Capítulo 27

La envidia, el deseo y la ambición limitan al hombre al Universo de Maya. ¿Y qué es este Universo? Es sólo la proyección de su envidia, de su deseo y de su ambición.

NOAH ARKRIGHT

La sabiduría de Amel

—¡Qué locura! —dijo el Abad—. Usted deliberadamente dijo a su amigo que azuzara a las masas contra él. Y después de que yo lo hubiera prohibido. Ahhhh, Macrithy…

Este se hallaba de pie con los hombros gachos, en el estudio del Abad. Y el Abad estaba en la postura del loto sobre una mesa baja y de cara al sacerdote.

Con dos dedos alzados como si fueran antenas, y las rodillas que sobresalían a causa de la postura, el Abad miraba fijamente a Macrithy.

—Yo sólo pensaba en usted —protestó Macrithy.
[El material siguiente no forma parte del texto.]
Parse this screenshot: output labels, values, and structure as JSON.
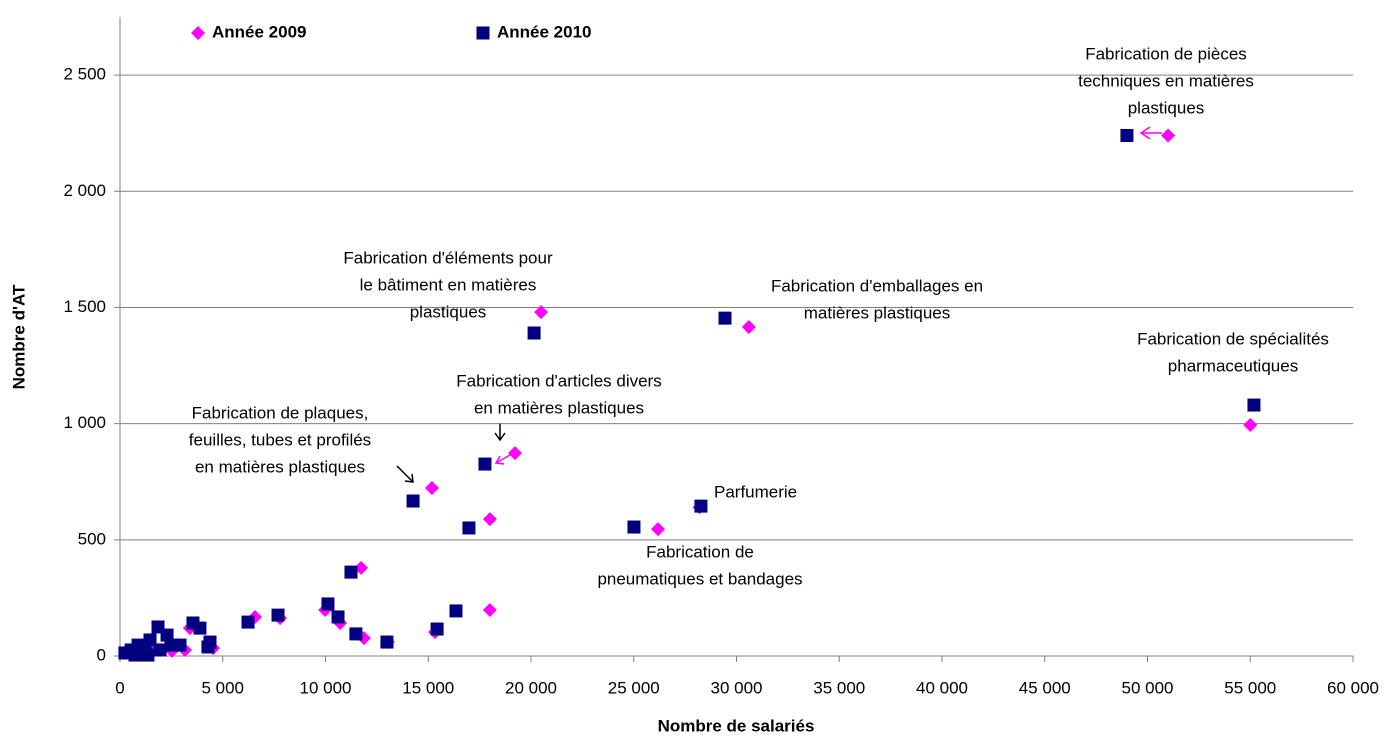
{
  "chart_data": {
    "type": "scatter",
    "xlabel": "Nombre de salariés",
    "ylabel": "Nombre d'AT",
    "xlim": [
      0,
      60000
    ],
    "ylim": [
      0,
      2750
    ],
    "xticks": [
      0,
      {
        "value": 5000,
        "label": "5 000"
      },
      {
        "value": 10000,
        "label": "10 000"
      },
      {
        "value": 15000,
        "label": "15 000"
      },
      {
        "value": 20000,
        "label": "20 000"
      },
      {
        "value": 25000,
        "label": "25 000"
      },
      {
        "value": 30000,
        "label": "30 000"
      },
      {
        "value": 35000,
        "label": "35 000"
      },
      {
        "value": 40000,
        "label": "40 000"
      },
      {
        "value": 45000,
        "label": "45 000"
      },
      {
        "value": 50000,
        "label": "50 000"
      },
      {
        "value": 55000,
        "label": "55 000"
      },
      {
        "value": 60000,
        "label": "60 000"
      }
    ],
    "yticks": [
      0,
      500,
      {
        "value": 1000,
        "label": "1 000"
      },
      {
        "value": 1500,
        "label": "1 500"
      },
      {
        "value": 2000,
        "label": "2 000"
      },
      {
        "value": 2500,
        "label": "2 500"
      }
    ],
    "grid": true,
    "legend": "top",
    "series": [
      {
        "name": "Année 2009",
        "color": "#ff00ff",
        "marker": "diamond",
        "x": [
          51000,
          20490,
          30600,
          55000,
          19220,
          15180,
          18000,
          26180,
          28200,
          11730,
          9980,
          10710,
          11870,
          13040,
          15330,
          18000,
          7790,
          6570,
          3400,
          4530,
          3160,
          1950,
          2530,
          970,
          490,
          1560,
          2820
        ],
        "values": [
          2240,
          1480,
          1416,
          994,
          873,
          723,
          589,
          546,
          640,
          379,
          198,
          142,
          77,
          60,
          103,
          198,
          163,
          168,
          120,
          34,
          26,
          26,
          22,
          22,
          13,
          47,
          47
        ]
      },
      {
        "name": "Année 2010",
        "color": "#000080",
        "marker": "square",
        "x": [
          49000,
          20150,
          29440,
          55180,
          17760,
          14260,
          16980,
          25010,
          28270,
          11240,
          10120,
          10610,
          11480,
          12990,
          15430,
          16350,
          7690,
          6230,
          3550,
          3890,
          4380,
          4280,
          1850,
          2290,
          1460,
          1220,
          880,
          540,
          240,
          2920,
          2480,
          1950,
          1360,
          730
        ],
        "values": [
          2240,
          1390,
          1454,
          1080,
          826,
          667,
          551,
          555,
          645,
          361,
          224,
          168,
          95,
          60,
          116,
          194,
          176,
          146,
          142,
          120,
          60,
          39,
          125,
          90,
          69,
          26,
          47,
          26,
          13,
          47,
          47,
          26,
          4,
          4
        ]
      }
    ],
    "annotations": [
      [
        "Fabrication de pièces",
        "techniques en matières",
        "plastiques"
      ],
      [
        "Fabrication d'éléments pour",
        "le bâtiment en matières",
        "plastiques"
      ],
      [
        "Fabrication d'emballages en",
        "matières plastiques"
      ],
      [
        "Fabrication de spécialités",
        "pharmaceutiques"
      ],
      [
        "Fabrication d'articles divers",
        "en matières plastiques"
      ],
      [
        "Fabrication de plaques,",
        "feuilles, tubes et profilés",
        "en matières plastiques"
      ],
      [
        "Parfumerie"
      ],
      [
        "Fabrication de",
        "pneumatiques et bandages"
      ]
    ]
  }
}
—¡Usted no pensaba! ¡Punto! —El Abad era terrible en su enjuiciamiento tan lacónico como penoso—. Usted no pensaba en los seres humanos que se habían convertido en una chusma. Orne podía haberlos mandado al infierno eterno. Podrá hacerlo, incluso, cuando adquiera sus plenos poderes.

—He venido aquí para avisarle a usted tan pronto he sabido que se había escapado —dijo Macrithy.

—¿Y de qué sirve este aviso? —preguntó el Abad—. Ahhh, mi querido amigo, ¿cómo es posible que haya incurrido en semejante error? Como puede ver, lo que está sucediendo ahora mismo es la consecuencia, que era fácilmente previsible, de su acción. Debo suponer que esta situación es, realmente, lo que usted quería.

—¡Oh, no!

Macrithy estaba horrorizado.

—Cuando la boca y la acción no están de acuerdo, cree en la acción —dijo el Abad—. Macrithy, ¿por qué quiere destruirnos?

—¡No es verdad! ¡No es verdad!

Macrithy se apartó del Abad haciendo gestos defensivos con las manos. Se detuvo al llegar a la pared.

—Pero usted lo ha hecho —dijo el Abad, con voz apesadumbrada—. Quizá lo ha hecho porque le encargué a Bakrish y no a usted que acompañara a Orne. Pero esto no podía ser, amigo mío. Usted habría querido destruir a Orne… y a usted mismo. Yo no podía permitirlo.

Macrithy se cubrió la cara con las manos.

—Nos destruirá a todos —sollozó.

—Rece para que no lo haga —dijo el Abad con voz suave—. Hágale llegar el amor y el interés que siente por él. Así, puede que tenga un afortunado despertar.

—Y ahora, ¿de qué va a servirnos el amor? —preguntó Macrithy—. Él viene a buscarle a usted.

—Desde luego —murmuró el Abad—. Porque yo le llamé. Abandone su violencia, Macrithy. Rece por usted. Rece para que su espíritu quede limpio. Yo también rezaré por usted.

Macrithy movió la cabeza de lado a lado.

—Es demasiado tarde para rezar.

—¡Y que sea usted quien diga tal cosa! —se lamentó el Abad.

—¡Perdóneme! ¡Perdóneme! —le suplicó Macrithy.

—Váyase, con mi bendición —dijo el Abad—. Sería mejor que pidiera perdón a Dios. Debe de haberle ofendido gravemente.